Nasib buih di lautan tak kentara ketika malam, setia menyapa pasir
dan angin bersama gelombang. Di pulau kecil tak berpenghuni, ada cerita
yang tak diketahui. Hanya terbaca cahaya bulan dalam malam temaram. Ini
kisah tentang kepiting kecil bercapit satu yang bertanya perihal surga.
Kepiting kecil bercapit satu gundah dengan sebuah tanya. Ia mencoba
mencari jawab pada bintang yang jauh, asing tak dikenalnya. Tak ada
jawab.
Ia berpaling pada karang. Karang membisu kokoh tak bergeming tanpa
juga bicara. “Apakah karang ini sudah tuli karena terlalu sering
dihempas keras ombak saban hari?” Tanyanya dalam hati.

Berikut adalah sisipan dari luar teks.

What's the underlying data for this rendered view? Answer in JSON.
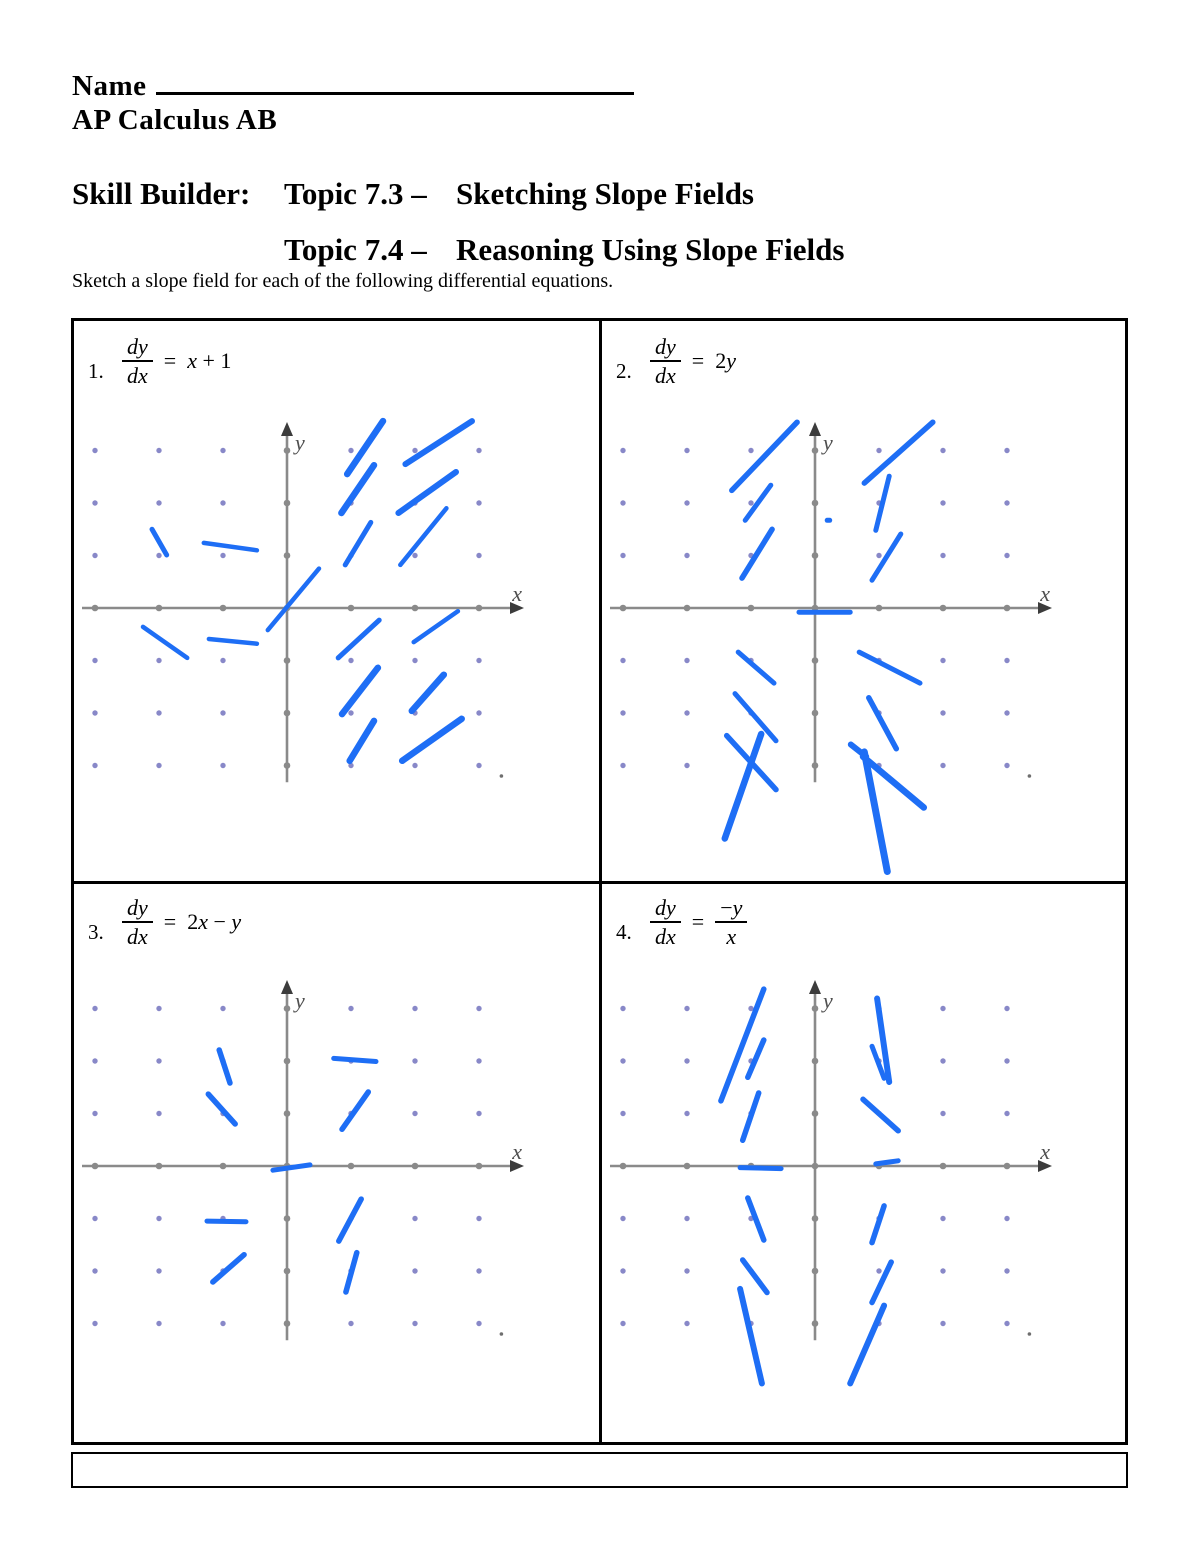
{
  "header": {
    "name_label": "Name",
    "course": "AP Calculus AB",
    "title_label": "Skill Builder:",
    "titles": [
      {
        "topic": "Topic 7.3 –",
        "subtitle": "Sketching Slope Fields"
      },
      {
        "topic": "Topic 7.4 –",
        "subtitle": "Reasoning Using Slope Fields"
      }
    ],
    "instruction": "Sketch a slope field for each of the following differential equations."
  },
  "colors": {
    "ink": "#000000",
    "pen_blue": "#1e6ef5",
    "dot_purple": "#7b7bc2",
    "axis_gray": "#8a8a8a",
    "arrow_dark": "#3c3c3c",
    "label_gray": "#4f4f4f",
    "stray_gray": "#6f6f6f"
  },
  "axes": {
    "x_label": "x",
    "y_label": "y"
  },
  "grid": {
    "cols": [
      -3,
      -2,
      -1,
      1,
      2,
      3
    ],
    "rows": [
      -3,
      -2,
      -1,
      1,
      2,
      3
    ],
    "x_ticks": [
      -3,
      -2,
      -1,
      0,
      1,
      2,
      3
    ],
    "y_ticks": [
      -3,
      -2,
      -1,
      1,
      2,
      3
    ]
  },
  "panels": [
    {
      "number": "1.",
      "eq": {
        "frac_num": "dy",
        "frac_den": "dx",
        "equals": "=",
        "rhs": "x + 1"
      },
      "strokes": [
        [
          -2.11,
          1.5,
          -1.88,
          1.01,
          5
        ],
        [
          -1.3,
          1.24,
          -0.47,
          1.1,
          4.5
        ],
        [
          -0.3,
          -0.42,
          0.5,
          0.75,
          4.5
        ],
        [
          0.94,
          2.55,
          1.5,
          3.56,
          6.5
        ],
        [
          0.85,
          1.81,
          1.36,
          2.72,
          6.5
        ],
        [
          0.91,
          0.82,
          1.31,
          1.63,
          5
        ],
        [
          1.85,
          2.74,
          2.89,
          3.56,
          6
        ],
        [
          1.74,
          1.81,
          2.64,
          2.59,
          6
        ],
        [
          1.77,
          0.82,
          2.49,
          1.9,
          4.5
        ],
        [
          -2.25,
          -0.36,
          -1.56,
          -0.95,
          4.5
        ],
        [
          -1.22,
          -0.59,
          -0.47,
          -0.68,
          4.5
        ],
        [
          0.8,
          -0.95,
          1.44,
          -0.23,
          5
        ],
        [
          1.98,
          -0.65,
          2.67,
          -0.06,
          4.5
        ],
        [
          0.86,
          -2.02,
          1.42,
          -1.14,
          6.5
        ],
        [
          1.95,
          -1.96,
          2.45,
          -1.27,
          6.5
        ],
        [
          0.98,
          -2.91,
          1.36,
          -2.15,
          6.5
        ],
        [
          1.8,
          -2.91,
          2.73,
          -2.11,
          6.5
        ]
      ]
    },
    {
      "number": "2.",
      "eq": {
        "frac_num": "dy",
        "frac_den": "dx",
        "equals": "=",
        "rhs": "2y"
      },
      "strokes": [
        [
          -1.3,
          2.24,
          -0.28,
          3.54,
          5.5
        ],
        [
          -1.09,
          1.67,
          -0.69,
          2.34,
          5
        ],
        [
          -1.14,
          0.57,
          -0.67,
          1.5,
          5.5
        ],
        [
          0.77,
          2.38,
          1.84,
          3.54,
          5.5
        ],
        [
          0.95,
          1.48,
          1.16,
          2.51,
          5
        ],
        [
          0.89,
          0.53,
          1.34,
          1.41,
          5
        ],
        [
          0.19,
          1.67,
          0.23,
          1.67,
          5
        ],
        [
          -0.25,
          -0.08,
          0.55,
          -0.08,
          5
        ],
        [
          -1.2,
          -0.84,
          -0.64,
          -1.43,
          5
        ],
        [
          -1.25,
          -1.63,
          -0.61,
          -2.53,
          5
        ],
        [
          -1.38,
          -2.43,
          -0.61,
          -3.46,
          5.5
        ],
        [
          -1.41,
          -4.39,
          -0.84,
          -2.4,
          6.5
        ],
        [
          0.69,
          -0.84,
          1.64,
          -1.43,
          5
        ],
        [
          0.84,
          -1.71,
          1.27,
          -2.68,
          5.5
        ],
        [
          0.56,
          -2.6,
          0.8,
          -2.83,
          6
        ],
        [
          0.77,
          -2.74,
          1.13,
          -5.02,
          7
        ],
        [
          0.75,
          -2.83,
          1.7,
          -3.8,
          6.5
        ]
      ]
    },
    {
      "number": "3.",
      "eq": {
        "frac_num": "dy",
        "frac_den": "dx",
        "equals": "=",
        "rhs": "2x − y"
      },
      "strokes": [
        [
          -1.06,
          2.21,
          -0.89,
          1.58,
          5.5
        ],
        [
          -1.23,
          1.37,
          -0.81,
          0.8,
          5.5
        ],
        [
          0.73,
          2.05,
          1.39,
          1.99,
          5
        ],
        [
          0.86,
          0.7,
          1.27,
          1.41,
          5.5
        ],
        [
          -0.22,
          -0.08,
          0.36,
          0.02,
          5
        ],
        [
          -1.25,
          -1.05,
          -0.64,
          -1.06,
          5
        ],
        [
          -1.16,
          -2.21,
          -0.67,
          -1.69,
          5.5
        ],
        [
          0.81,
          -1.43,
          1.16,
          -0.63,
          5.5
        ],
        [
          0.92,
          -2.4,
          1.09,
          -1.65,
          5.5
        ]
      ]
    },
    {
      "number": "4.",
      "eq": {
        "frac_num": "dy",
        "frac_den": "dx",
        "equals": "=",
        "rhs_frac": {
          "num": "−y",
          "den": "x"
        }
      },
      "strokes": [
        [
          -1.47,
          1.24,
          -0.8,
          3.37,
          5.5
        ],
        [
          -1.05,
          1.69,
          -0.8,
          2.4,
          5.5
        ],
        [
          -1.13,
          0.49,
          -0.88,
          1.39,
          5.5
        ],
        [
          -1.17,
          -0.03,
          -0.53,
          -0.05,
          5
        ],
        [
          0.97,
          3.19,
          1.16,
          1.6,
          6
        ],
        [
          0.89,
          2.28,
          1.08,
          1.67,
          5
        ],
        [
          0.75,
          1.27,
          1.3,
          0.67,
          5.5
        ],
        [
          0.95,
          0.04,
          1.3,
          0.1,
          5
        ],
        [
          -1.05,
          -0.61,
          -0.8,
          -1.41,
          5.5
        ],
        [
          -1.13,
          -1.79,
          -0.75,
          -2.41,
          5.5
        ],
        [
          -1.17,
          -2.34,
          -0.83,
          -4.14,
          6
        ],
        [
          0.89,
          -1.46,
          1.08,
          -0.76,
          5.5
        ],
        [
          0.89,
          -2.6,
          1.19,
          -1.83,
          5.5
        ],
        [
          0.55,
          -4.14,
          1.08,
          -2.66,
          6
        ]
      ]
    }
  ]
}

Mulai kecewa, kepiting kecil bercapit satu berjalan miring mencari
jawab pada belantara. Di belantara tak ada yang menyapanya, apa lagi
tempat untuk bertanya. Akhirnya, kecewa habis pada puncaknya. Ia
memutuskan duduk sendiri dalam sepi, berpikir mencari jawab atas
tanyanya.
Sambil merenung, ia bersenandung. Lagu sorak merayakan ombak yang
tiada pernah berhenti menghampiri pantai. Lagu gembira satu-satunya yang
ia tahu dari ibu, diajarkan kepadanya sebelum ibu dan seluruh
keluarganya pergi entah ke mana. Yang ia tahu, ia tiba-tiba sudah
sendiri pada suatu pagi.
Sebelum lagu usai, ia berhenti. Kepiting bercapit satu telah
memutuskan bahwa ia menemukan jawaban pasti tentang surga yang dicari.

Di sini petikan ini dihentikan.